Women of the Conquered Territories. Territorial expansion continued throughout the first 150 years of the imperial period, with the result that by 1861 the Russian Empire was the largest nation
Territorial expansion continued throughout the first 150 years of the imperial period, with the result that by 1861 the Russian Empire was the largest nation on Earth, covering a land mass three times the size of the continental United States. Peter added to Russia today’s Latvia, Estonia, and Lithuania. Catherine annexed southern Ukraine, the Crimea, Belarus, and central Poland. Alexander I laid claim to Finland. Throughout the eighteenth century the colonization of Siberia continued. In the nineteenth, Russian armies, officials, and traders pushed southward into the Caucasus and southeastward into Central Asia, the region north of Afghanistan and Iran.

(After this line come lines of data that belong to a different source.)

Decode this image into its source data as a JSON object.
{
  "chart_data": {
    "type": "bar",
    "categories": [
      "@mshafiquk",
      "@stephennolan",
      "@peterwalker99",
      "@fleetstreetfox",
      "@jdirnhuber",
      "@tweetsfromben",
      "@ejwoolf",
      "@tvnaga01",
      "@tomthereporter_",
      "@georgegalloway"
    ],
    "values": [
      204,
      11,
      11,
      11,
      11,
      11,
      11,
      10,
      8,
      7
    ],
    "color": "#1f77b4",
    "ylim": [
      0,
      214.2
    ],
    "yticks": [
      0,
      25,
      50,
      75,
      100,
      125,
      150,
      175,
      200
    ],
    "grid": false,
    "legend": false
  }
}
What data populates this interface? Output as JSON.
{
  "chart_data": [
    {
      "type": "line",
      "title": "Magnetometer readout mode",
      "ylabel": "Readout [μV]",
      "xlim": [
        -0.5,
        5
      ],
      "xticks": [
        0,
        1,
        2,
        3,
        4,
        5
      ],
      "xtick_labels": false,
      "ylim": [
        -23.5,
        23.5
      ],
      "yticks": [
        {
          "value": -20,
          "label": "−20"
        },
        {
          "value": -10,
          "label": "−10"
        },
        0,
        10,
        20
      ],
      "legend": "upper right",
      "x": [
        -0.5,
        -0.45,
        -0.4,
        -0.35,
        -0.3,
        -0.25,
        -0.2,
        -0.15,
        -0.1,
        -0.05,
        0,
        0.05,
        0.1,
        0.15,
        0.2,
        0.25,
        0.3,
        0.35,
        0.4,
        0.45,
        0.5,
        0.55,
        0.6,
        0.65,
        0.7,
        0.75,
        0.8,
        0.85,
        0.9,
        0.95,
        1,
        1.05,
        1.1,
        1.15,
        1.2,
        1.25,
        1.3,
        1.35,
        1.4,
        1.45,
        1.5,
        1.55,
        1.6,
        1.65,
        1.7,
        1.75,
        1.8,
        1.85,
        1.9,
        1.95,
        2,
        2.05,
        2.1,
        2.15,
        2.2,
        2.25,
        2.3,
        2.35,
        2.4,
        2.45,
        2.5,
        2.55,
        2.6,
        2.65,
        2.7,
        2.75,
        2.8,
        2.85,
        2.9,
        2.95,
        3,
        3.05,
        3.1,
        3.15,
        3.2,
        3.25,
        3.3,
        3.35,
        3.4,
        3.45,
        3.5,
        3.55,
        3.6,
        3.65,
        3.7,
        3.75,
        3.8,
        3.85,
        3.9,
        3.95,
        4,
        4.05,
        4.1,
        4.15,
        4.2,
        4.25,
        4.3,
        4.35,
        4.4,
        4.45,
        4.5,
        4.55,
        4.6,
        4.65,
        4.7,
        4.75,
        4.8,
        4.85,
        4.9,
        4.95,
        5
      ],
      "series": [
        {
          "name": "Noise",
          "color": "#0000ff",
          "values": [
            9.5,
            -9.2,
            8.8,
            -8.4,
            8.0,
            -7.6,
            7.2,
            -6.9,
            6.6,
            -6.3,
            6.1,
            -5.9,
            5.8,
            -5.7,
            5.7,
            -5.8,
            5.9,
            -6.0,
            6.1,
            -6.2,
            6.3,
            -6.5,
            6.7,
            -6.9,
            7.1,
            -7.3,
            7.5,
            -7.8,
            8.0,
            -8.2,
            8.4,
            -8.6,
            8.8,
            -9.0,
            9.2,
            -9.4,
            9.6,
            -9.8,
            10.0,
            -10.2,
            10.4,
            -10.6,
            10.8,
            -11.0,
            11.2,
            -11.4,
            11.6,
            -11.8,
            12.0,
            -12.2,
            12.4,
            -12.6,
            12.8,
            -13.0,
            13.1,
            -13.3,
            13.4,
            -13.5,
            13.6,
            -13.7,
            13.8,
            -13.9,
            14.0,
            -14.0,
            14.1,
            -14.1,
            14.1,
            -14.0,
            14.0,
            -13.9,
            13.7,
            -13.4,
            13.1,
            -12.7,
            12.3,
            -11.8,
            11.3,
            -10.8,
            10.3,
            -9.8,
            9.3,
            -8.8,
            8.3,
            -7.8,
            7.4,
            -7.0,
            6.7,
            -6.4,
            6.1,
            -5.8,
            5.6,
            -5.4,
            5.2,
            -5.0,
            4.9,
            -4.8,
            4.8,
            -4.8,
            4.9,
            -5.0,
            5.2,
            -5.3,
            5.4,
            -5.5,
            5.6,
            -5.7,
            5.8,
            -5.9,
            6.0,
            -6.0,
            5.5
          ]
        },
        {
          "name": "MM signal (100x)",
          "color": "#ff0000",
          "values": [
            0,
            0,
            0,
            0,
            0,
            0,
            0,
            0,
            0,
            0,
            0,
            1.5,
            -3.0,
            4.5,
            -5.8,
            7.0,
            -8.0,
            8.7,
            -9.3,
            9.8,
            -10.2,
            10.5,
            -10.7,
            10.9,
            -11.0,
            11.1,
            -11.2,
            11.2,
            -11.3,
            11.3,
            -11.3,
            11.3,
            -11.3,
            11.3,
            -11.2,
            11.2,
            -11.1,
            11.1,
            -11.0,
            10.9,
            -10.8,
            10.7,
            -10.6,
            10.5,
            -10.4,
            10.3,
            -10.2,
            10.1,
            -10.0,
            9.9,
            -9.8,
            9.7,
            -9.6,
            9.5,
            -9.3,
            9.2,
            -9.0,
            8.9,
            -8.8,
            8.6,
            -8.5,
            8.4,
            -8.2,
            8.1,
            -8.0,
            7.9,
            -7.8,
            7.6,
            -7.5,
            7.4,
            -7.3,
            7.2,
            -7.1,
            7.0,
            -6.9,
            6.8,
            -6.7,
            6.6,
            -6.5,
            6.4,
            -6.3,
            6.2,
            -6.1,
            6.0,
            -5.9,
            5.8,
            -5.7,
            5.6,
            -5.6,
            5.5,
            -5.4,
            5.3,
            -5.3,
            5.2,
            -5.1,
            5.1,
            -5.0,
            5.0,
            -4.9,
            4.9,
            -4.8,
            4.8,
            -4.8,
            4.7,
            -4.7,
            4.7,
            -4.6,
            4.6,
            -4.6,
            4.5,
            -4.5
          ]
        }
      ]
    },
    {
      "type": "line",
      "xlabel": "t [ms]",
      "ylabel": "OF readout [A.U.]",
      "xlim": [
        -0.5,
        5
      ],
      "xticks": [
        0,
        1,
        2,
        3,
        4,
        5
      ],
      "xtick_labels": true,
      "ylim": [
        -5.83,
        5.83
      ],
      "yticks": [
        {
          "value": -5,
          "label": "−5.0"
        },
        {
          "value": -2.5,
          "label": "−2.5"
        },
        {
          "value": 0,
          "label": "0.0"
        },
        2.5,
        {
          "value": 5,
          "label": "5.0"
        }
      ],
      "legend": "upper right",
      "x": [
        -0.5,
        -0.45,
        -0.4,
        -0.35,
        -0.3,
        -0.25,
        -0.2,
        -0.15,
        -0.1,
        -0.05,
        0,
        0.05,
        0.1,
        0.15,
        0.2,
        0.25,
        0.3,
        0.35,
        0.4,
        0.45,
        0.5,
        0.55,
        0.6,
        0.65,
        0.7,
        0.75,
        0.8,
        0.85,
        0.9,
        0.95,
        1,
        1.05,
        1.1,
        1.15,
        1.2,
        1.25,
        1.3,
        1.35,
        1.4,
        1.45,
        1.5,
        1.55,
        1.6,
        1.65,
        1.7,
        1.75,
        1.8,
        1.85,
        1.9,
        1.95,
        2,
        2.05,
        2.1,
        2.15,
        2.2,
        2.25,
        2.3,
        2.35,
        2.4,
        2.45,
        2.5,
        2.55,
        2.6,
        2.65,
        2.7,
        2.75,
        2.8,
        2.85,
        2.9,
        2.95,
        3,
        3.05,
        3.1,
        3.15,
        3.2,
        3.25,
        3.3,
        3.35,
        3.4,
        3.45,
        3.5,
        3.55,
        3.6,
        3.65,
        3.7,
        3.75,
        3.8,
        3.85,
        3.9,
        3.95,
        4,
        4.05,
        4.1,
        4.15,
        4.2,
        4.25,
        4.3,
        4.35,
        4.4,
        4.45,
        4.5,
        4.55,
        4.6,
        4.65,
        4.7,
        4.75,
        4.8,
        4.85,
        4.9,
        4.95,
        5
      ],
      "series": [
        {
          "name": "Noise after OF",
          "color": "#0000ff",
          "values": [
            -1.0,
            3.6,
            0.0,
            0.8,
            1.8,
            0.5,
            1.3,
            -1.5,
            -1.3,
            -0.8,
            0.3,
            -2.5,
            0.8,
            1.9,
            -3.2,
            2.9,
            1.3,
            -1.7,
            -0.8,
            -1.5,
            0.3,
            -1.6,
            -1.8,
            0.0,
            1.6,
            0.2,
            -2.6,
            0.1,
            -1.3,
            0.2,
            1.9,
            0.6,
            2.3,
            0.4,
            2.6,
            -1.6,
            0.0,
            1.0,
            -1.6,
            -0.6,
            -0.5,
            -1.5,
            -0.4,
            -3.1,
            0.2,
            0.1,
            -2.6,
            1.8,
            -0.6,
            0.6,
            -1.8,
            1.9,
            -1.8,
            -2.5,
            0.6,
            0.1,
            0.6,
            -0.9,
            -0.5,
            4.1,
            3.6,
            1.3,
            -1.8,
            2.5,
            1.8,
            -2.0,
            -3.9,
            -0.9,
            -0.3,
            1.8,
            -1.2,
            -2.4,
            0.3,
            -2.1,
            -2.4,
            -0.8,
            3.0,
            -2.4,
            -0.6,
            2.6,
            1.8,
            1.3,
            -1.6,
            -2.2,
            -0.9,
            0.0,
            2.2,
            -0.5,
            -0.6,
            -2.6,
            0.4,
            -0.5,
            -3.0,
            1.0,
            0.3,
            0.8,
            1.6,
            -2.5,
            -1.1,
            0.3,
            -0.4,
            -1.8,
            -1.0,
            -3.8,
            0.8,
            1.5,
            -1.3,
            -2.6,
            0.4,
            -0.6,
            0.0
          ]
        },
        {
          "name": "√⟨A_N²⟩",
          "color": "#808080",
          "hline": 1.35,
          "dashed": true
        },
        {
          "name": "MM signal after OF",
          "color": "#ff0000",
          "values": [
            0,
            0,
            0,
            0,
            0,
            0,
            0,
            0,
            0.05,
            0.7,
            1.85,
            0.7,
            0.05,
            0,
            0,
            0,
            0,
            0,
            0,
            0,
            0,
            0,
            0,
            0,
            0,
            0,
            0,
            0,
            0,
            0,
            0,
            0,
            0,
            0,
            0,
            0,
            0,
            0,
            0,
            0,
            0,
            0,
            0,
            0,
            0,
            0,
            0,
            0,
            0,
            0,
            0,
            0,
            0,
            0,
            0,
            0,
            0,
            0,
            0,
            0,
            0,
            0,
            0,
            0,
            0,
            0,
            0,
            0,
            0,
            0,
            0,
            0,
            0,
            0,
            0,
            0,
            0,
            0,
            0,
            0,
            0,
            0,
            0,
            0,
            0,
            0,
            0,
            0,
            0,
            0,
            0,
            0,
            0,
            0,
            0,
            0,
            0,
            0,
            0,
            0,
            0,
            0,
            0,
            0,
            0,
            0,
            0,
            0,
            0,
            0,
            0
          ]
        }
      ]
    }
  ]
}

The consequences of this expansion for non‑Russian women followed the patterns established in the seventeenth century. In Siberia, native women coped, some by moving with their people into lands the Russians had not penetrated, others by marrying Russian husbands. The third path, the one taken most often, was to attempt to meet Russian demands while preserving native culture. For example, the women of Tungus, a people who lived near Lake Baikal, continued, as they had done for centuries, to herd and milk the reindeer every day, make deerskin coats and boots, clean, and cook, while the men hunted and processed the kill. They produced more of their warm, weatherproof coats after the Russian advent than previously, and traded them to the Russians for tea, flour, sugar, salt, tobacco, and alcohol. The groups that succeeded best at this accommodationist strategy were the peoples of southern Siberia, who had a long history of dealing with outsiders. In the Caucasus and Central Asia, Russian incursions were as yet too limited to affect the great majority of women.
Russian rule strengthened serfdom in the western borderlands and consequently increased the hardships of women’s lives there. The change was particularly severe in Ukraine, where the peasants had known a period of freedom in the seventeenth century. In the eighteenth, the increased power granted the Ukrainian nobility by the Russian crown came at the expense of the peasantry, whose labor dues were increased. Catherine the Great also gave enormous swaths of Ukraine to private landowners who imposed onerous requirements on the peasants. The burdens of Russian rule fell less heavily on peasants living in Polish territory, for the mournful reason that serfdom was already quite severe there. In the nineteenth century, the government actually eased the exactions of Polish serfdom, in an effort to court peasant support against the rebellious Polish nobility. The nobles of the Baltic states of Latvia, Lithuania, and Estonia, influenced by liberal ideas flowing in from Central Europe, were more enlightened, less exploitative serf‑owners, despite the establishment of Russian rule.
Annexation by Russia did not substantially alter the patterns of women’s lives in Polish, Baltic, Belarusian, and Ukrainian territories, mainly because Russian gender values and practices were very similar to those of the conquered peoples. This correspondence was closest among the elites, who communicated with one another and imbibed the same influences from Central and Western Europe. Where there were differences, in inheritance laws for example, the Russian government did not challenge local gender arrangements, because officials believed that doing so would stir up unrest. A notable example of this unwillingness to interfere occurred after the Polish Rebellion of 1830–31, when Nicholas I abolished the autonomy of the government in Warsaw, but refrained from diminishing the authority of Catholic ecclesiastical courts over marriage and divorce.